Find the node instance the database Pod is currently running on:
$ kubectl get pods -l app=mssql -o jsonpath='{.items..spec.nodeName}'
gke-dev-cluster-1-default-pool-2f445e15-4hpv
In the GCP web console I can see that this instance is in a MIG called gke-dev-cluster-1-default-pool-2f445e15-grp
By deleting this MIG manually we can simulate a zone disaster:
$ gcloud compute instance-groups managed delete gke-dev-cluster-1-default-pool-2f445e15-grp --zone=europe-west2-a
We are logged out of SQL Server when the Pod is destroyed.

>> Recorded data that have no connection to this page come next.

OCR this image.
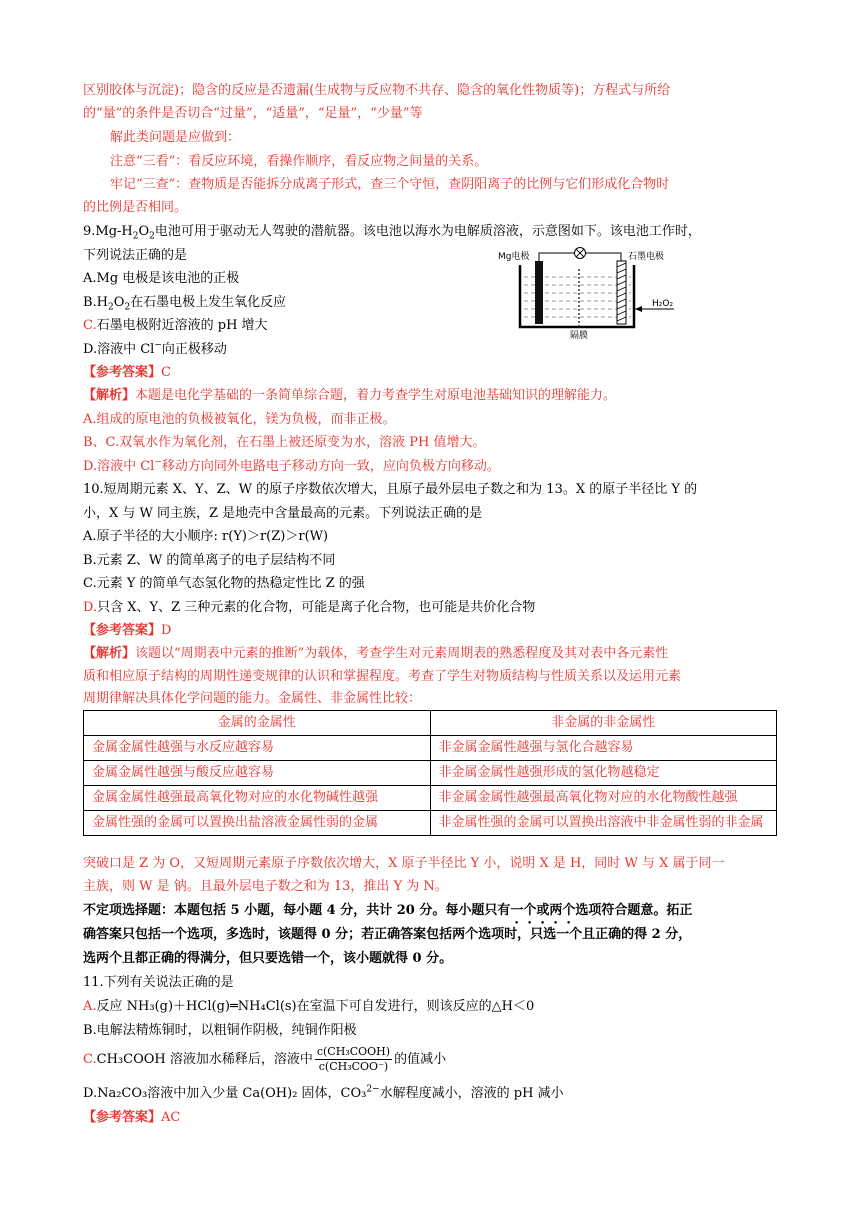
区别胶体与沉淀)；隐含的反应是否遗漏(生成物与反应物不共存、隐含的氧化性物质等)；方程式与所给
的“量”的条件是否切合“过量”，“适量”，“足量”，“少量”等
解此类问题是应做到：
注意“三看”：看反应环境，看操作顺序，看反应物之间量的关系。
牢记“三查”：查物质是否能拆分成离子形式，查三个守恒，查阴阳离子的比例与它们形成化合物时
的比例是否相同。
$9.Mg-H_2O_2$电池可用于驱动无人驾驶的潜航器。该电池以海水为电解质溶液，示意图如下。该电池工作时，
下列说法正确的是
A.Mg 电极是该电池的正极
$B.H_2O_2$在石墨电极上发生氧化反应
C.石墨电极附近溶液的 pH 增大
D.溶液中 Cl−向正极移动
【参考答案】C
【解析】本题是电化学基础的一条简单综合题，着力考查学生对原电池基础知识的理解能力。
A.组成的原电池的负极被氧化，镁为负极，而非正极。
B、C.双氧水作为氧化剂，在石墨上被还原变为水，溶液 PH 值增大。
D.溶液中 Cl−移动方向同外电路电子移动方向一致，应向负极方向移动。
Mg电极	石墨电极
H₂O₂
隔膜
10.短周期元素 X、Y、Z、W 的原子序数依次增大，且原子最外层电子数之和为 13。X 的原子半径比 Y 的
小，X 与 W 同主族，Z 是地壳中含量最高的元素。下列说法正确的是
A.原子半径的大小顺序: r(Y)＞r(Z)＞r(W)
B.元素 Z、W 的简单离子的电子层结构不同
C.元素 Y 的简单气态氢化物的热稳定性比 Z 的强
D.只含 X、Y、Z 三种元素的化合物，可能是离子化合物，也可能是共价化合物
【参考答案】D
【解析】该题以“周期表中元素的推断”为载体，考查学生对元素周期表的熟悉程度及其对表中各元素性
质和相应原子结构的周期性递变规律的认识和掌握程度。考查了学生对物质结构与性质关系以及运用元素
周期律解决具体化学问题的能力。金属性、非金属性比较：
金属的金属性	非金属的非金属性
金属金属性越强与水反应越容易	非金属金属性越强与氢化合越容易
金属金属性越强与酸反应越容易	非金属金属性越强形成的氢化物越稳定
金属金属性越强最高氧化物对应的水化物碱性越强	非金属金属性越强最高氧化物对应的水化物酸性越强
金属性强的金属可以置换出盐溶液金属性弱的金属	非金属性强的金属可以置换出溶液中非金属性弱的非金属
突破口是 Z 为 O，又短周期元素原子序数依次增大，X 原子半径比 Y 小，说明 X 是 H，同时 W 与 X 属于同一
主族，则 W 是 钠。且最外层电子数之和为 13，推出 Y 为 N。
不定项选择题：本题包括 5 小题，每小题 4 分，共计 20 分。每小题只有一个或两个选项符合题意。拓正
确答案只包括一个选项，多选时，该题得 0 分；若正确答案包括两个选项时，只选一个且正确的得 2 分，
选两个且都正确的得满分，但只要选错一个，该小题就得 0 分。
11.下列有关说法正确的是
A.反应 NH₃(g)＋HCl(g)═NH₄Cl(s)在室温下可自发进行，则该反应的△H＜0
B.电解法精炼铜时，以粗铜作阴极，纯铜作阳极
C.CH₃COOH 溶液加水稀释后，溶液中 $\frac{\text{c(CH₃COOH)}}{\text{c(CH₃COO⁻)}}$ 的值减小
D.Na₂CO₃溶液中加入少量 Ca(OH)₂ 固体，CO₃$^{2-}$水解程度减小，溶液的 pH 减小
【参考答案】AC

After a couple of minutes the Pod has migrated to another zone and node instance, and the disk mounted in the new zone:
$ kubectl get pods -l app=mssql -o jsonpath='{.items..spec.nodeName}'
gke-dev-cluster-1-default-pool-7cd1df38-11vq
Let’s log in again:
$ sqlcmd -S tcp:35.242.164.155 -U sa -P DTab4VkVebb8T5Fm2019
1> select @@version
2> go
Microsoft SQL Server 2017 (RTM-CU14) (KB4484710) - 14.0.3076.1 (X64)
Mar 12 2019 19:29:19
Copyright (C) 2017 Microsoft Corporation
Developer Edition (64-bit) on Linux (Ubuntu 16.04.6 LTS)
(1 rows affected)
We can look at SQL Server startup:
# sqlcmd -W -S tcp:35.230.138.226 -U sa -P DTab4VkVebb8T5Fm2019
1> exec sys.sp_readerrorlog 0,1, 'Starting';
2> go
LogDate ProcessInfo Text
------- ----------- ----
2019-05-16 11:14:36.390 Server SQL Server is starting at normal priority base (=7). This is an informational message only. No user action is required.
2019-05-16 11:14:36.930 spid6s Starting up database 'master'.

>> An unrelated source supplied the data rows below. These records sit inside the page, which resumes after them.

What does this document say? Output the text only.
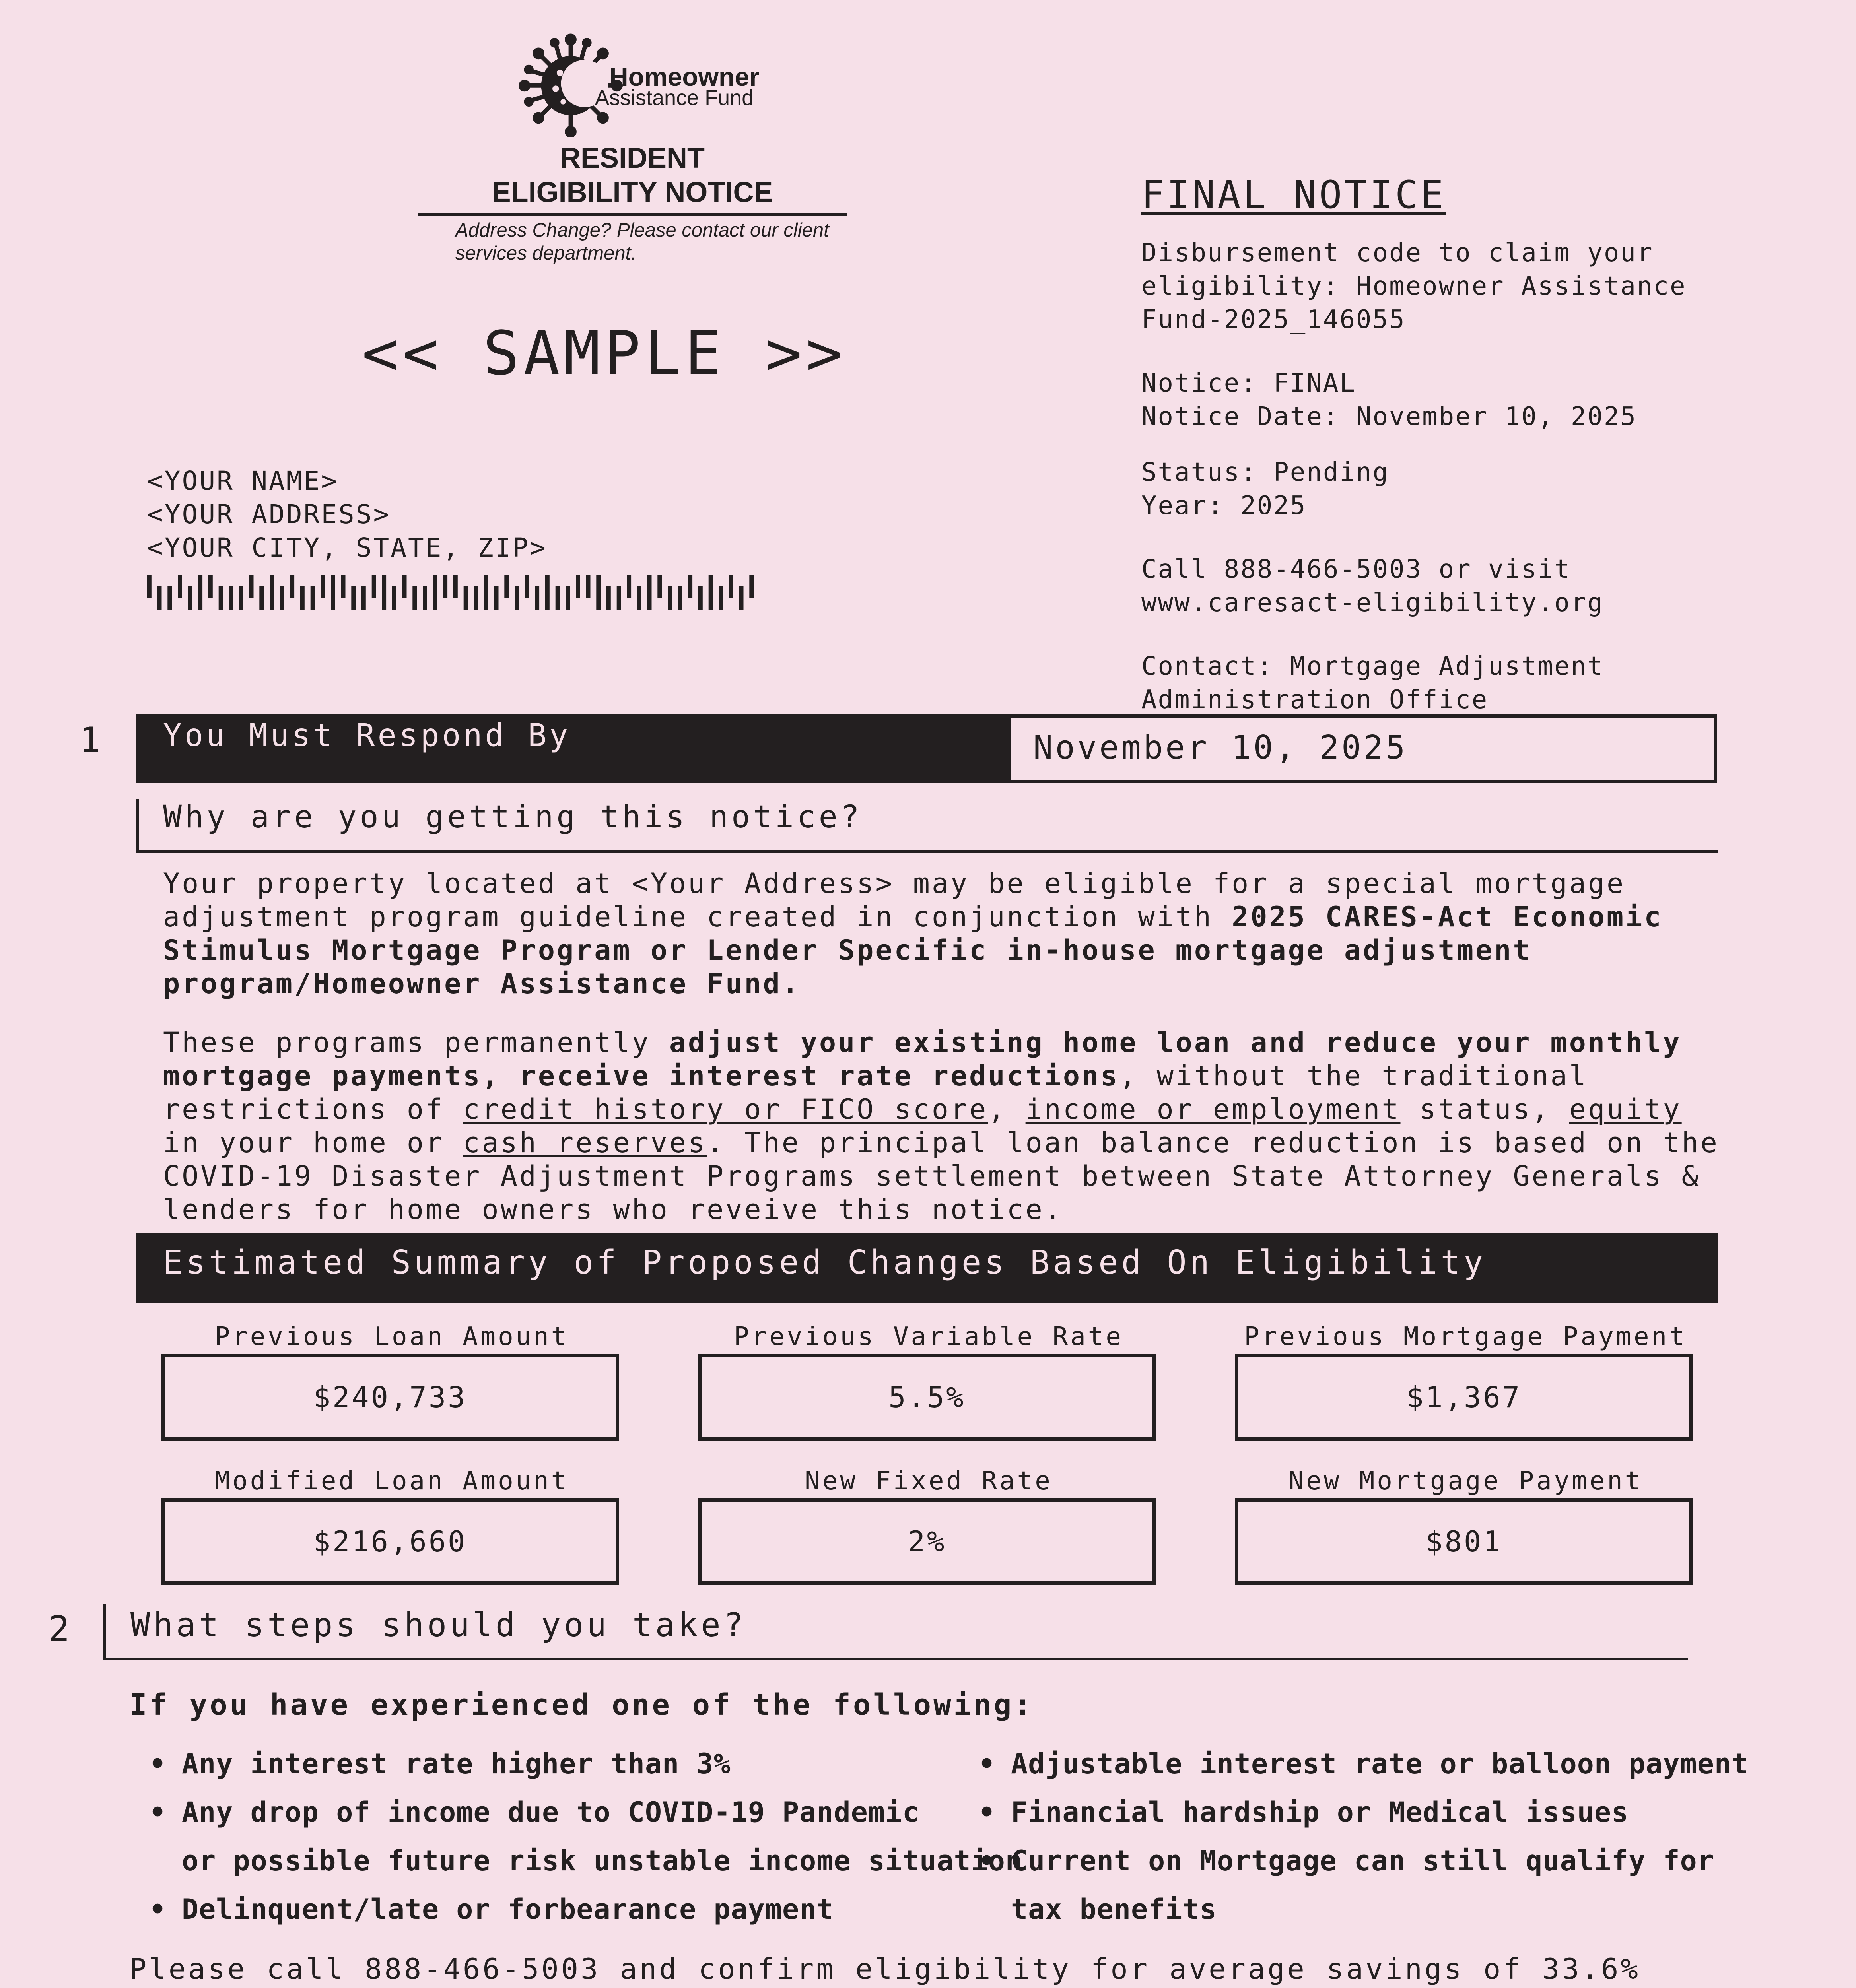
Homeowner
Assistance Fund
RESIDENT
ELIGIBILITY NOTICE
Address Change? Please contact our client services department.
<< SAMPLE >>
<YOUR NAME>
<YOUR ADDRESS>
<YOUR CITY, STATE, ZIP>
FINAL NOTICE
Disbursement code to claim your
eligibility: Homeowner Assistance
Fund-2025_146055
Notice: FINAL
Notice Date: November 10, 2025
Status: Pending
Year: 2025
Call 888-466-5003 or visit
www.caresact-eligibility.org
Contact: Mortgage Adjustment
Administration Office
1 You Must Respond By	November 10, 2025
Why are you getting this notice?
Your property located at <Your Address> may be eligible for a special mortgage adjustment program guideline created in conjunction with 2025 CARES-Act Economic Stimulus Mortgage Program or Lender Specific in-house mortgage adjustment program/Homeowner Assistance Fund.
These programs permanently adjust your existing home loan and reduce your monthly mortgage payments, receive interest rate reductions, without the traditional restrictions of credit history or FICO score, income or employment status, equity in your home or cash reserves. The principal loan balance reduction is based on the COVID-19 Disaster Adjustment Programs settlement between State Attorney Generals & lenders for home owners who reveive this notice.
Estimated Summary of Proposed Changes Based On Eligibility
Previous Loan Amount
$240,733
Previous Variable Rate
5.5%
Previous Mortgage Payment
$1,367
Modified Loan Amount
$216,660
New Fixed Rate
2%
New Mortgage Payment
$801
2 What steps should you take?
If you have experienced one of the following:
• Any interest rate higher than 3%
• Any drop of income due to COVID-19 Pandemic
or possible future risk unstable income situation
• Delinquent/late or forbearance payment
• Adjustable interest rate or balloon payment
• Financial hardship or Medical issues
• Current on Mortgage can still qualify for
tax benefits
Please call 888-466-5003 and confirm eligibility for average savings of 33.6%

2019-05-16 11:14:37.850 spid6s SQL Server Audit is starting the audits. This is an informational message. No user action is required.

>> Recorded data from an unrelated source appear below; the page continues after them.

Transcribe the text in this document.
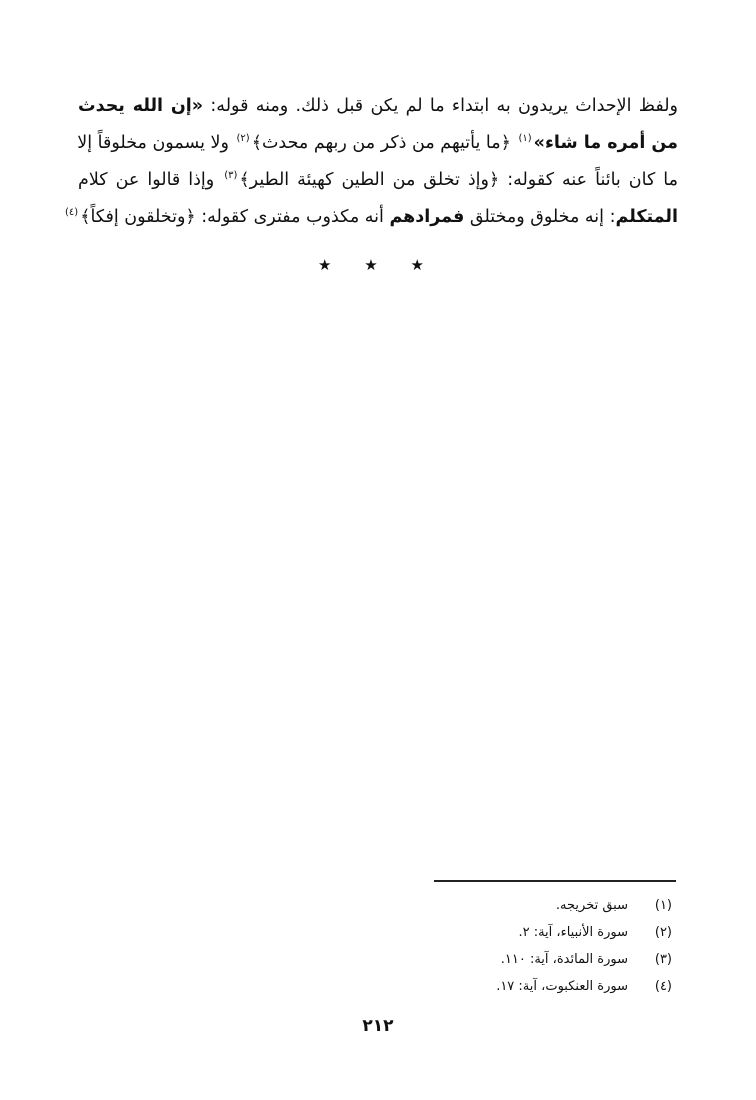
ولفظ الإحداث يريدون به ابتداء ما لم يكن قبل ذلك. ومنه قوله: «إن الله يحدث
من أمره ما شاء»$^{(١)}$ ﴿ما يأتيهم من ذكر من ربهم محدث﴾$^{(٢)}$ ولا يسمون مخلوقاً إلا
ما كان بائناً عنه كقوله: ﴿وإذ تخلق من الطين كهيئة الطير﴾$^{(٣)}$ وإذا قالوا عن كلام
المتكلم: إنه مخلوق ومختلق فمرادهم أنه مكذوب مفترى كقوله: ﴿وتخلقون إفكاً﴾$^{(٤)}$
★ ★ ★
(١)سبق تخريجه.
(٢)سورة الأنبياء، آية: ٢.
(٣)سورة المائدة، آية: ١١٠.
(٤)سورة العنكبوت، آية: ١٧.
٢١٢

2019-05-16 11:14:38.030 spid23s Always On: The availability replica manager is starting. This is an informational message only. No user action is required.
2019-05-16 11:14:38.040 spid6s Starting up database 'msdb'.
2019-05-16 11:14:38.040 spid9s Starting up database 'mssqlsystemresource'.
2019-05-16 11:14:38.060 spid9s Starting up database 'model'.
2019-05-16 11:14:39.150 spid9s Starting up database 'tempdb'.
Logging in to the SQL Server container shows us the processes:
$ kubectl exec -it mssql-deployment-69477bbb4c-9krsm -- /bin/bash
# ps aux
USER PID %CPU %MEM VSZ RSS TTY STAT START TIME COMMAND
root 1 0.0 0.1 148380 23732 ? Ssl 11:14 0:00 /opt/mssql/bin/sqlservr
root 9 1.1 5.5 4564944 854468 ? Sl 11:14 1:21 /opt/mssql/bin/sqlservr
root 1048 0.2 0.0 18244 3180 ? Ss 13:09 0:00 /bin/bash
root 1059 0.0 0.0 34424 2812 ? R+ 13:09 0:00 ps aux
There are a number of things we’d like to cover such as the performance side of running SQL Server on Kubernetes and we’ll pick these up in future articles.
To benchmark the performance of this SQL server deployment in GKE, we’d like to use HammerDB to get an On-Line Transaction Processing Benchmark. Of the varied tools available HammerDB is the leading benchmarking and load testing software for the world’s most popular databases and works well on SQL Server.
SQL Server running on GKE with a regional persistent disk for DR purposes recovered relatively quickly during our simulated failure. But what happens when this recovery time isn’t fast enough for systems that are mission critical? The go to On-Prem option for HA in SQL Server in recent years has always been Always On availability groups and this is also an option for SQL Server running in Kubernetes.